"I've not time!" he replied.
"You'll need little time!" was the rejoinder. Each was correct.
There it ended! Shakespeare himself could use no more than the
commonplace to express what is incapable of expression. "The rest
is silence!" The few familiar words, among the simplest in the
language, conveying an idea trite beyond rivalry, served
Shakespeare, and, as yet, no one has said more. A few weeks
afterwards, one warm evening in early July, as Adams was
strolling down to dine under the trees at Armenonville, he
learned that Hay was dead.
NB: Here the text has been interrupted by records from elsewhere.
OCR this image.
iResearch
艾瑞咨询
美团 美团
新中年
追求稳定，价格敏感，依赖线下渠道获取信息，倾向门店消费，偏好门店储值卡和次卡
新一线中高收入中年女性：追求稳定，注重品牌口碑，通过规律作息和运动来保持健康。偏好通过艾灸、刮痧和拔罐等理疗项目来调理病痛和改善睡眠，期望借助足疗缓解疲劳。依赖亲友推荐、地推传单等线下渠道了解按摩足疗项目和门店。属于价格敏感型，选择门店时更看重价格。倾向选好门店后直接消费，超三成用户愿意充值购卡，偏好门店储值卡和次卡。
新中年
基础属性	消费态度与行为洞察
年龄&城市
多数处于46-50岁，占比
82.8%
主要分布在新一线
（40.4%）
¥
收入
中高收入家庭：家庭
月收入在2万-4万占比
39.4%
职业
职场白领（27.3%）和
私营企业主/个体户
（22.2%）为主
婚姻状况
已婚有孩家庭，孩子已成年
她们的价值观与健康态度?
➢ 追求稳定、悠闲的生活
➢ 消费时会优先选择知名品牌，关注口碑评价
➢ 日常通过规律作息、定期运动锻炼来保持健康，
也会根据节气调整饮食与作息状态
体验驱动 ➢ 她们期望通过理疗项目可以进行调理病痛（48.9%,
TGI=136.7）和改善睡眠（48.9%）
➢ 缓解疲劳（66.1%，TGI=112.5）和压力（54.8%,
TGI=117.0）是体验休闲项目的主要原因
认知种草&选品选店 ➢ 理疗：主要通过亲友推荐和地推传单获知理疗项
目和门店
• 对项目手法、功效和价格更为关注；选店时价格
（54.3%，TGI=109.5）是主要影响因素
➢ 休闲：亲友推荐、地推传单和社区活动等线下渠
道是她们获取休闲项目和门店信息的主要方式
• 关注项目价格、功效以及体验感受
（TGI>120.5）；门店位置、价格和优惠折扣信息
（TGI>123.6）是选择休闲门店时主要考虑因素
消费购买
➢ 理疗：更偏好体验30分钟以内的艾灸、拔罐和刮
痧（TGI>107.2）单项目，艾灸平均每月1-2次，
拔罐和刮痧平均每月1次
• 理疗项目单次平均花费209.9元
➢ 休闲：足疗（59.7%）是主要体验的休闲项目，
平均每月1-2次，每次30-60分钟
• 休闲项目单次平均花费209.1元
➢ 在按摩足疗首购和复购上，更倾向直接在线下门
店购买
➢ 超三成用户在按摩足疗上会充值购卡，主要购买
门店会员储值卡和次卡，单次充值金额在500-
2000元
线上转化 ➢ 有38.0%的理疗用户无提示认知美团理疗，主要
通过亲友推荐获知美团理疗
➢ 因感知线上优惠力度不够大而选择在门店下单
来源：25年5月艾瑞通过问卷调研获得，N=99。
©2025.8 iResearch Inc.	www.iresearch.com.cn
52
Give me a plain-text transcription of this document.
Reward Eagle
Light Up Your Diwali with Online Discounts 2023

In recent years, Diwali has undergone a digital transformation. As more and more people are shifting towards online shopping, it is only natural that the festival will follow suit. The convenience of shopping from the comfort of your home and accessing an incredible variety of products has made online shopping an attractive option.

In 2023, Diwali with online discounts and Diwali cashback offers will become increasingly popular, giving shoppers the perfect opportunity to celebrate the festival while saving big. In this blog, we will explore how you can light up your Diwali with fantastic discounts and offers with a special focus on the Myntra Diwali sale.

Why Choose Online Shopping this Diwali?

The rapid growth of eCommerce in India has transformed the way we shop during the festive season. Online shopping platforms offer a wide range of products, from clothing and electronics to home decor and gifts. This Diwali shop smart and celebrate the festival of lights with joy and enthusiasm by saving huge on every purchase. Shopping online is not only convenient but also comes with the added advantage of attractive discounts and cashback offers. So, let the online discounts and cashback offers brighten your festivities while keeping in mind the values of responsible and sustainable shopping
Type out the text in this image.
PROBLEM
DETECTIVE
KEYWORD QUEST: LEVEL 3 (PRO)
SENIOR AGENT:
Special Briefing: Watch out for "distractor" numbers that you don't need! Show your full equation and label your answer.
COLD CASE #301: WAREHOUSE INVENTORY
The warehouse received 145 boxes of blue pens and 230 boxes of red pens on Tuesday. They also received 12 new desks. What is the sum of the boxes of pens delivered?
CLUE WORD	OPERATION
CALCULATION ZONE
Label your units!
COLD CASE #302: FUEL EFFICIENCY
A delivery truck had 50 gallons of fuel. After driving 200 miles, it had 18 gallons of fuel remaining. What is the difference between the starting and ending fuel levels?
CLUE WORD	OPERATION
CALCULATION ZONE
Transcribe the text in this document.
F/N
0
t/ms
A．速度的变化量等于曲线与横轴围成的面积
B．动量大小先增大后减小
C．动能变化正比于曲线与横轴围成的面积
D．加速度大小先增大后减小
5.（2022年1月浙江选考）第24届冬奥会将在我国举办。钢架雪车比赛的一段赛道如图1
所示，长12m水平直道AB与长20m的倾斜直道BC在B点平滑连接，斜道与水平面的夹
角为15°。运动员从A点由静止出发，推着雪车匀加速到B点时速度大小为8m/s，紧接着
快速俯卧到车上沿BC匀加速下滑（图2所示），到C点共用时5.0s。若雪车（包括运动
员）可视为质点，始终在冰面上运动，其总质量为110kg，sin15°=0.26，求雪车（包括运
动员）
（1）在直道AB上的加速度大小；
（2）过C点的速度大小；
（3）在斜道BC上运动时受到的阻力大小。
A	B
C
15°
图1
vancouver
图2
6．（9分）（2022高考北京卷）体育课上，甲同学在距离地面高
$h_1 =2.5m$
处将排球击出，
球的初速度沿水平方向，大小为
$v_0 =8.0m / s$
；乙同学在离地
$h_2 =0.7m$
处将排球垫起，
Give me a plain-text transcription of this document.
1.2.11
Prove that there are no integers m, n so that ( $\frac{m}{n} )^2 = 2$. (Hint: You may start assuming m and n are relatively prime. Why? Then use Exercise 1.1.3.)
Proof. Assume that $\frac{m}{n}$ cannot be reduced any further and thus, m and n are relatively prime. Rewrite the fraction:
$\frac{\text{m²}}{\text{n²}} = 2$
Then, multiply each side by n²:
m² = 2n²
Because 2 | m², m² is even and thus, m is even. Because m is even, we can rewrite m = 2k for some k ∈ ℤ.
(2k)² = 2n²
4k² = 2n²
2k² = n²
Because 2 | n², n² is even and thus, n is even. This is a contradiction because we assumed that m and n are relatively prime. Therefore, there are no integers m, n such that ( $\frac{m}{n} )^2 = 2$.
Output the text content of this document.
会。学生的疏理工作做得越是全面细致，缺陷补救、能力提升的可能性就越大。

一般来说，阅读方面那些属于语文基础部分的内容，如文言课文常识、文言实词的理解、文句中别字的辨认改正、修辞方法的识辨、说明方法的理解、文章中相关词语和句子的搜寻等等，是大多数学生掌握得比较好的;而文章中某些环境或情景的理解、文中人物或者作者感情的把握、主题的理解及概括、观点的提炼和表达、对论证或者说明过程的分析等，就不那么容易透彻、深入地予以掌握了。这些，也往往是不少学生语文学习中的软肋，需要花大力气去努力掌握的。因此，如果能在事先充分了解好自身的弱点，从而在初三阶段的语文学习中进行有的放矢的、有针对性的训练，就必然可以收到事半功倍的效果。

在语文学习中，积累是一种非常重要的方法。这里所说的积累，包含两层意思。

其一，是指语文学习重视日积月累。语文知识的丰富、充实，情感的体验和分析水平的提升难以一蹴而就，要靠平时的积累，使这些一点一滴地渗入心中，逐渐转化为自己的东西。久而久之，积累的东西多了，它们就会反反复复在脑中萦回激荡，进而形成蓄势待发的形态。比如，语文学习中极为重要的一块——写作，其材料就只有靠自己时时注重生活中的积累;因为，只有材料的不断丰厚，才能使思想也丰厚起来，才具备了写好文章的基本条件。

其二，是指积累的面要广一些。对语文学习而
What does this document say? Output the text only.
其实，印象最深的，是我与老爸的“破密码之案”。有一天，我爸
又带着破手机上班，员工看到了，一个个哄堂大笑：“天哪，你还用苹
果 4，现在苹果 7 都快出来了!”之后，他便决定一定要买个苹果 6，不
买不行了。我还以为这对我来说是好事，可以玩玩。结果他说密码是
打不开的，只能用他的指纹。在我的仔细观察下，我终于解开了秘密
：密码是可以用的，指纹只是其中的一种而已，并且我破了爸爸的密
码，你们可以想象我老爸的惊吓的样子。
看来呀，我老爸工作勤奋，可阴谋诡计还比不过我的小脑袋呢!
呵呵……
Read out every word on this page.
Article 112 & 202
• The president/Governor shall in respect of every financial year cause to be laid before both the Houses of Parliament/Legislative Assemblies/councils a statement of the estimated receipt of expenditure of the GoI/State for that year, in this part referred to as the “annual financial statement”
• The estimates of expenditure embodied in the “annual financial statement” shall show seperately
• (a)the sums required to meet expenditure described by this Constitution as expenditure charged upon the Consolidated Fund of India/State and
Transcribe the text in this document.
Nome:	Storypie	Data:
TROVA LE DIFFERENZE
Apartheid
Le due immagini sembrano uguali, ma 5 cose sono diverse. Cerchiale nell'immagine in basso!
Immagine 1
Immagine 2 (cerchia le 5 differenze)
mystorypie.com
He expected it; on Hay's account, he
was even satisfied to have his friend die, as we would all die if
we could, in full fame, at home and abroad, universally
regretted, and wielding his power to the last. One had seen
scores of emperors and heroes fade into cheap obscurity even when
alive; and now, at least, one had not that to fear for one's
friend. It was not even the suddenness of the shock, or the sense
of void, that threw Adams into the depths of Hamlet's
Shakespearean silence in the full flare of Paris frivolity in its
favorite haunt where worldly vanity reached its most futile
climax in human history; it was only the quiet summons to follow
-- the assent to dismissal. It was time to go. The three friends
had begun life together; and the last of the three had no motive
-- no attraction -- to carry it on after the others had gone.